Etait-ce dû à son stress ou à la chaleur étouffante régnant dans le minuscule bureau, mais Jöltzer commençait à transpirer légèrement. C’est cependant d’une voix très sûre qu’il  énuméra :
 - 1ère Panzerdivision "Leibstandarte Adolf Hitler", 3ème Panzerdivision "Totenkopf", 16ème Panzergrenadierdivision "Reichsführer-SS", tout cela principalement en Russie, Ukraine, France, Italie et en Allemagne.
   - Vous n’avez jamais servi dans un camp de concentration, lui demanda le policier ?
   - Jamais, répondit-il.
   - Même pas dans celui de Lublin-Majdanek ?

Jöltzer observa deux secondes de silence, avala lentement sa salive et affirma d’une voix toujours très calme :
   - Non monsieur ! La Waffen-SS n’a jamais été engagée dans les camps de concentration.
   - Et vous n'avez jamais été basé en Pologne ? reprit l'inspecteur. 
   - Jamais. J'y suis passé plusieurs fois, lors de mes déplacements avec mon unité, mais jamais je n'y suis resté plus de deux ou trois jours.
   - Est-ce que le nom de Zawadka vous dit quelque chose ?
   - Rien du tout. C'est un nom de famille ?
- Non, celui d'un village de la région de Zamość. Avez-vous entendu parler d'enfants, aux caractéristiques physiques aryennes, enlevés par les nazis dans cette  région ?
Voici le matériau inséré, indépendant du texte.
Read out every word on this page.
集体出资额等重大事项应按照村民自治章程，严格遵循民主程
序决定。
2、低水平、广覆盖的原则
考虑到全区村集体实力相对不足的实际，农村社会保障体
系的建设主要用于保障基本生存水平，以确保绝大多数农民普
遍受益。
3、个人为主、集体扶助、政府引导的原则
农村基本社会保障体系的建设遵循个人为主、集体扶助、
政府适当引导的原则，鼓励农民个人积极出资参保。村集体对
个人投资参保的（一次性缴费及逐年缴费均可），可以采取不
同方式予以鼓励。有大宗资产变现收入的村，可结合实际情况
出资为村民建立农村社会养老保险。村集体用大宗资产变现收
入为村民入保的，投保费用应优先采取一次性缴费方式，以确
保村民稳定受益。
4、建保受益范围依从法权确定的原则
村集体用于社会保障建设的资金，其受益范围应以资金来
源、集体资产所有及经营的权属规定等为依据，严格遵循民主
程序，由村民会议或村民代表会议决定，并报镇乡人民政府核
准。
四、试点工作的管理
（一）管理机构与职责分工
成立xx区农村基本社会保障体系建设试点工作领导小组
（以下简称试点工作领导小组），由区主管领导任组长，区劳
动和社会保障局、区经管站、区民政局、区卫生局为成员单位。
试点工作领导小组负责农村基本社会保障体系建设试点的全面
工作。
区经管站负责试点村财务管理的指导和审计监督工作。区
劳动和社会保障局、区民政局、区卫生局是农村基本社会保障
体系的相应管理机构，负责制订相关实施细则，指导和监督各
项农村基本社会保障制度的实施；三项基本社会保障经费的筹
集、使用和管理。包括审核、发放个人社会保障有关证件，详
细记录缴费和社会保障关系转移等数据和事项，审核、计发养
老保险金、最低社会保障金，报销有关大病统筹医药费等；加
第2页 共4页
Jöltzer hésita une seconde, se redressa dans son siège et, très fermement, répondit :
   - Jamais ! Des enfants enlevés ?... Pour quelle raison ?
Le fonctionnaire de police ne répondit pas. A ses yeux, le menuisier paraissait plutôt sûr de lui. Il le couvrit alors d’un regard insistant. Jöltzer ne se troubla pas le moins du monde. Lentement, celui-ci remonta alors la manche gauche de sa chemise. Puis il offrit l’intérieur de son bras au regard du policier. Ce dernier remarqua alors que, un peu en dessous de l’aisselle, l’homme portait un minuscule tatouage. Il approcha son visage de ce bras tendu et parvint à lire, en petites lettres bleu foncé : O+.
   - Je suppose que vous savez de quoi il s’agit ? lui demanda alors le menuisier.
Le policier hocha la tête en disant : 
   - Le tatouage des hommes de la Waffen-SS. Lequel indique votre groupe sanguin…
Jöltzer reprit :
   - Exactement ! Je n’ai rien à cacher, inspecteur. Oui, j’ai été Waffen-SS. Comme les soldats de la Wehrmacht, je me suis battu pour mon pays. Pourquoi toutes ces questions ? De quoi m’accusez-vous, enfin ?
Sans lui répondre immédiatement, le fonctionnaire se saisit encore une fois du passeport de l’homme, posé sur son bureau. Il le feuilleta durant de longues secondes et, l’agitant, il lui dit :
   - De rien. On ne vous accuse de rien, monsieur Jöltzer. Mais je vais garder votre passeport. Juste le temps de le faire examiner par notre service d’identification judiciaire.
   - Pour quelle raison ?
   - Simple vérification, je vous l’ai déjà dit.
   - Et ça va prendre combien de temps ?
   - Trois ou quatre jours, pas plus. Dès qu’on sera prêt à vous le rendre, je vous appellerai pour que vous passiez le récupérer. Avez-vous un numéro de téléphone où l’on puisse vous joindre ?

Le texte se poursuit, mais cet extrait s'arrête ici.